Ecuador Tourist Visas
Ecuador gives tourists from most countries a free 90-day visa stamp upon entering the country, with no previous paperwork required and no application process. Towards the end of this 90 days, one may purchase a 180-day tourist visa to extend their legal time in the country. This visa costs $450.
[Notice: Ecuador is currently (as of April) changing its immigration laws (supposedly for the better) but we won't have many details until probably April 15th.]

Ecuador Residency Visas
Ecuador grants residency visas to individuals with 4-year college degrees.
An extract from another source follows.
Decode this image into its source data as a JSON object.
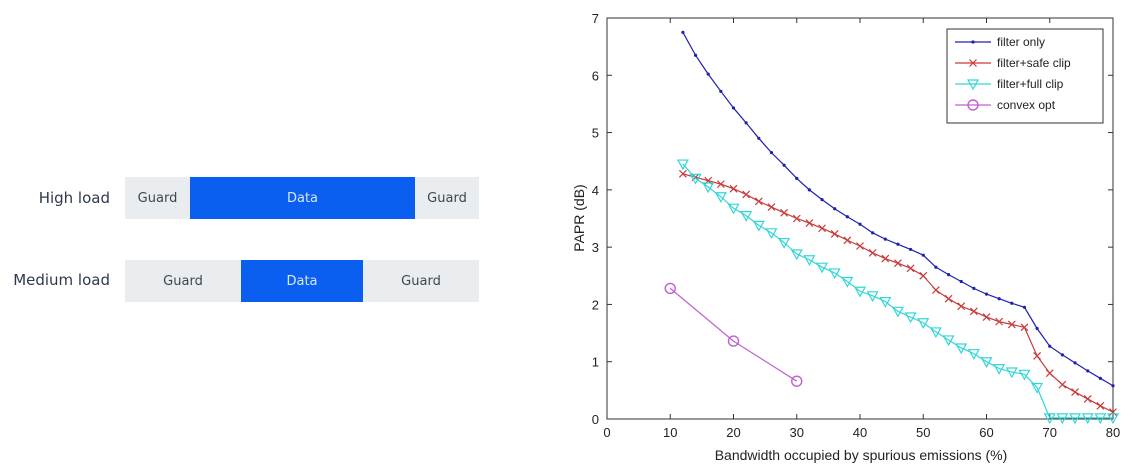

Other options are marrying someone with legal residency, being the parent of a child born in the country, investing $25k in a CD or business, buying $25k worth of land, or having a pension or rental income of at least $800/month. [Subject to change: News laws coming into effect April 15, not many details yet.]

Cost to Build a House
The cost to build a house on the land depends on many factors. A small, simple, one-room-shack type house built with locally sourced materials and metal sheet roofing could cost only a few hundred dollars if all the work is done by yourself and fellow community members. A wood house built by paid carpenters could cost $5-$7k USD. A very simple platform/pole/roof structure could be a bit cheaper.